Der Grüne Deal und die Konservendose

Was hat der Grüne Deal der EU mit einer Konservendose gemeinsam?

Die EU verfolgt – zumindest auf dem Papier – konsequent die großen Ziele des Grünen Deals: globale Erwärmung auf 1,5 Grad Celsius begrenzen, bis zum Jahr 2030 die Netto-Treibhausgasemissionen um 55 % gegenüber dem Stand von 1990 senken. Um diese Ziele zu erreichen, soll unter anderem Kapital verstärkt in nachhaltige Investitionen, die sich an ESG-Kriterien orientieren, umgelenkt werden.

In diesem Sinne EU-konform zu investieren ist allerdings schwierig, denn die EU-Taxonomie kennt nur Umweltziele. Soziale Ziele, die mit Aspekten der guten Unternehmensführung verknüpft werden sollen, lassen auf sich warten. Bewertungskriterien, anhand derer sich bemisst, ob eine Wirtschaftstätigkeit dem Erreichen eines ESG-Zieles dient, gibt es nur für zwei der sechs EU-Umweltziele (und auch diese nur für ca. 100 ausgewählte Wirtschaftstätigkeiten).

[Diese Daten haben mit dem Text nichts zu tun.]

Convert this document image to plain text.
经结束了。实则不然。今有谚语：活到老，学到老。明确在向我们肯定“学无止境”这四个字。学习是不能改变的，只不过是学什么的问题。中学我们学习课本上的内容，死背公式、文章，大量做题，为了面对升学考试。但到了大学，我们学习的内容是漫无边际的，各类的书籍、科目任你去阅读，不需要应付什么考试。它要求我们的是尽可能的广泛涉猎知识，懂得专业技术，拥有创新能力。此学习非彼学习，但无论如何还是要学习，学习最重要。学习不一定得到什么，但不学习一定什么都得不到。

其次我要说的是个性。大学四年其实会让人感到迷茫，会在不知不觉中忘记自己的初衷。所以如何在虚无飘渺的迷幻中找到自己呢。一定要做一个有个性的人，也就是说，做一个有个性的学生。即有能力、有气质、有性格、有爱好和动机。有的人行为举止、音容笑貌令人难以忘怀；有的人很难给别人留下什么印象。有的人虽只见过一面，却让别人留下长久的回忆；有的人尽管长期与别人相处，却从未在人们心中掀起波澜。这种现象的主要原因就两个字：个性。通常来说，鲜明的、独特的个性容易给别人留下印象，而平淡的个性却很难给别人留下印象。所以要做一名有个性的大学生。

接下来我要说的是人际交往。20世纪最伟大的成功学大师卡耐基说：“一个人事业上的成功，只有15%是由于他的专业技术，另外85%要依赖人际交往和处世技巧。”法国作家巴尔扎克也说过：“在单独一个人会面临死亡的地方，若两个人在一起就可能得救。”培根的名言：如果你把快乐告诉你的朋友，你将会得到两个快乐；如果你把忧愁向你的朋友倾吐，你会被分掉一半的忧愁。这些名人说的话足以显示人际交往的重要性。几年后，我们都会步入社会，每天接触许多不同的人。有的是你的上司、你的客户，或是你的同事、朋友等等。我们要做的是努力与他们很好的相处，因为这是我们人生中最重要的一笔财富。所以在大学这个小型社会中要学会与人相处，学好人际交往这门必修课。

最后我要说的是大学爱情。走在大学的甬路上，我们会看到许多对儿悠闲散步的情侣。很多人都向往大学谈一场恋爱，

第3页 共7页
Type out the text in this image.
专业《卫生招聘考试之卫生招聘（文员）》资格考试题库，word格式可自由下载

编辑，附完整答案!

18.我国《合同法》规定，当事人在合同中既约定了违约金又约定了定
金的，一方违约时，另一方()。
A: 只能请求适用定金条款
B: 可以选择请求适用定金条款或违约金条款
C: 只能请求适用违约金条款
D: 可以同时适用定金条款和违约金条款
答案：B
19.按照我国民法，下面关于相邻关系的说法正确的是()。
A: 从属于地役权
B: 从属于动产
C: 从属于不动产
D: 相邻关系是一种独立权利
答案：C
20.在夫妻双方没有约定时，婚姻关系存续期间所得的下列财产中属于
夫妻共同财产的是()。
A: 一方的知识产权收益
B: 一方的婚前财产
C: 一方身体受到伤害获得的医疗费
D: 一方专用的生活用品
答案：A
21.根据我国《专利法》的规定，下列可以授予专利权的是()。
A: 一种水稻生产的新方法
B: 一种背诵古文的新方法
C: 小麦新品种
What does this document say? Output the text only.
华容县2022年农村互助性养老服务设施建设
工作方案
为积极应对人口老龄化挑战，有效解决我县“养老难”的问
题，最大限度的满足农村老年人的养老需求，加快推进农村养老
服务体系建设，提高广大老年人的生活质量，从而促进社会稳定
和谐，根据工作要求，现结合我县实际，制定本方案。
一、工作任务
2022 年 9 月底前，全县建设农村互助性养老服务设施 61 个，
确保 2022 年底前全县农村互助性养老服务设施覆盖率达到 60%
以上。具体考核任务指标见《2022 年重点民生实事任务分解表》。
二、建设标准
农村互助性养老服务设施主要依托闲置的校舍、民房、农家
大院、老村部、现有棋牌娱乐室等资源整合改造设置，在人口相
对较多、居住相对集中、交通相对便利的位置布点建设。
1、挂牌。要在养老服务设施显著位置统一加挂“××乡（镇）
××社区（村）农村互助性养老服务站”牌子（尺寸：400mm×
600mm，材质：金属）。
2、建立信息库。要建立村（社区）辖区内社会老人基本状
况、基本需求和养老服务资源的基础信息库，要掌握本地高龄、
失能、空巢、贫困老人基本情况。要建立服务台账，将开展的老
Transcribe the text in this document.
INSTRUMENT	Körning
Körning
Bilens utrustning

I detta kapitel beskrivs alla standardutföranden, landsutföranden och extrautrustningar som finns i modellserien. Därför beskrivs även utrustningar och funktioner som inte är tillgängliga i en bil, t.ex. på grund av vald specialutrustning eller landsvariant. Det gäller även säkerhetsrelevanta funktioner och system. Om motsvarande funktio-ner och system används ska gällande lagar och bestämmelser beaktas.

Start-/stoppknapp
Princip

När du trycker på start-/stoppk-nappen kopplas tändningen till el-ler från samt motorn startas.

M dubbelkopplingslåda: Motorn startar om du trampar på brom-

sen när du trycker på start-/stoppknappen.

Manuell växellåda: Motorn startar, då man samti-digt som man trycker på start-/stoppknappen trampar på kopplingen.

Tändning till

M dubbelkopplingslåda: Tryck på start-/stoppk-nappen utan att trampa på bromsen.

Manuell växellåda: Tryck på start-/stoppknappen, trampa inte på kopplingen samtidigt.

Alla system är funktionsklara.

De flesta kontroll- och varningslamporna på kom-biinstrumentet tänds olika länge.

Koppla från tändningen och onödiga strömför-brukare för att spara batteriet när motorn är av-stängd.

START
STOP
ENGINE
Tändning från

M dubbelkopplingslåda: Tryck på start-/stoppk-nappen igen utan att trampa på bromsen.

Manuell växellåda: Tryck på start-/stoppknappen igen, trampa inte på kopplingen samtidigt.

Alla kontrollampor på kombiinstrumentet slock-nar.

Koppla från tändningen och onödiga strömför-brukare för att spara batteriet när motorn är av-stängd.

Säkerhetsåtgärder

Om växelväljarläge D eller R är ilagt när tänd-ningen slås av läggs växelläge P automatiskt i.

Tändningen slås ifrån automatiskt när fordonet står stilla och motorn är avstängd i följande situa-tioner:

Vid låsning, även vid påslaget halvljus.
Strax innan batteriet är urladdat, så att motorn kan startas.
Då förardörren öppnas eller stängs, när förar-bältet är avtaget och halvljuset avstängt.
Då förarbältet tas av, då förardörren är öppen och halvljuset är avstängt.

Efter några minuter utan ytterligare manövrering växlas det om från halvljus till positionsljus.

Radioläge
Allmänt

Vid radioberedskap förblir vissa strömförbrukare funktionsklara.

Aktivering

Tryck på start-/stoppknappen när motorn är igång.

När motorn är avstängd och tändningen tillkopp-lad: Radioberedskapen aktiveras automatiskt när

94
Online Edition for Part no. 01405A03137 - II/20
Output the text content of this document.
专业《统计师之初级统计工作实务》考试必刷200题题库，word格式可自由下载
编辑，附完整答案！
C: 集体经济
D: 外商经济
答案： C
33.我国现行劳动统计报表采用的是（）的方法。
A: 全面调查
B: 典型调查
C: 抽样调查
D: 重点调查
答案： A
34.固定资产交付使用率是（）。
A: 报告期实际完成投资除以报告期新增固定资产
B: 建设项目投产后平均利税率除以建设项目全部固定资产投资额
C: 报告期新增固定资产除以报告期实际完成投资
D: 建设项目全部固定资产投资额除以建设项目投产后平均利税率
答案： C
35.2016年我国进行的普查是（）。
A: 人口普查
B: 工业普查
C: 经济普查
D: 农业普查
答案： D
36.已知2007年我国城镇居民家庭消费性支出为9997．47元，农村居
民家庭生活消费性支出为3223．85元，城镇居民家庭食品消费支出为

Ab 1. Januar 2023 soll(t)en die restlichen Bewertungskriterien folgen. Doch dieser Termin wackelt. Und selbst wenn es sie gibt, fehlen die nachhaltigkeitsbezogenen Unternehmensdaten, denn Unternehmen sind nicht verpflichtet, Taxonomie-konform zu berichten. Dafür fehlt die neue Richtlinie zur Nachhaltigkeitsberichterstattung CSRD, noch weiter entfernt ist deren nationale Umsetzung.

In der Verpackung, sinnbildlich dem Grünen Deal, stecken Lösungsansätze für ein real bestehendes Problem, nämlich den fortschreitenden Klimawandel. Bei den Werkzeugen, sprich den Regularien, die wir benötigen, um die Pläne der EU umzusetzen, hapert es jedoch gewaltig. Sie kommen mit großer Verzögerung. Hier drängt sich der Vergleich mit der Konservendose auf.

Wissen Sie, wann die Konservendose patentiert wurde? Im Jahr 1810. Napoleon Bonaparte suchte nach einer Lösung für die Lebensmittelversorgung seiner Truppen und der Pariser Konditor Nicolas Appert erfand die Lösung: die Konservendose. Von da an verhungerten keine Soldaten mehr am Schlachtfeld (was bis dahin oft der Fall war). Und wann wurde der Dosenöffner erfunden? 48 (sic!) Jahre später, im Jahr 1858. Bis dahin konnten Konservendosen nur mit zweckentfremdeten Werkzeugen, wie Bajonette, Hammer und Meißel, geöffnet werden.

So ähnlich stellt sich derzeit der Grüne Deal für die Finanzindustrie dar. Er ist, ebenso wie die Konservendose, ein dringend notwendiger Lösungsansatz für lebensbedrohende Probleme. Aber die Werkzeuge, sprich Regularien und Daten, die es ermöglichen, den Inhalt bzw. die Pläne im Sine der EU zu realisieren und den Kampf gegen den Klimawandel zu unterstützen, kommen viel zu spät.

Notgedrungen stützen sich Asset Manager und Investoren auf Behelfsmaßnahmen, wie etwa auf ESG-Daten von Drittanbietern. Diese Daten erfüllen, ebenso wie Hammer und Meißel, ihren Zweck, indem sie die Lücken in den europäischen Regularien stopfen, gehen jedoch nicht zwingend mit dem europäischen Gedankengut konform.

Dass hinsichtlich des Grünen Deals und nachhaltigen Investitionen nicht alles nach Wunsch läuft, haben auch schon die europäische Versicherungsaufsicht EIOPA als erste ranghohe EU-Institution und der Präsident der deutschen BaFin zugegeben.

So gesteht die EIOPA ein, dass wichtige Regulierungsinitiativen, auch im Rahmen der EU-Taxonomie, noch nicht abgeschlossen und einige Vorschriften noch nicht fertiggestellt sind.

BaFin-Präsident Mark Branson gibt in einem Kommentar zu, (Zitat) dass ein einfaches Labelling „grün“ oder „nicht-grün“ kaum den heterogenen und unterschiedlich differenzierten Präferenzen von Anlegern gerecht werden kann.

Um im Jargon des Dosenvergleiches zu bleiben: die EU wäre gut beraten, sich mit der Erfindung des Dosenöffners für den Grünen Deal keine 48 Jahre Zeit zu lassen.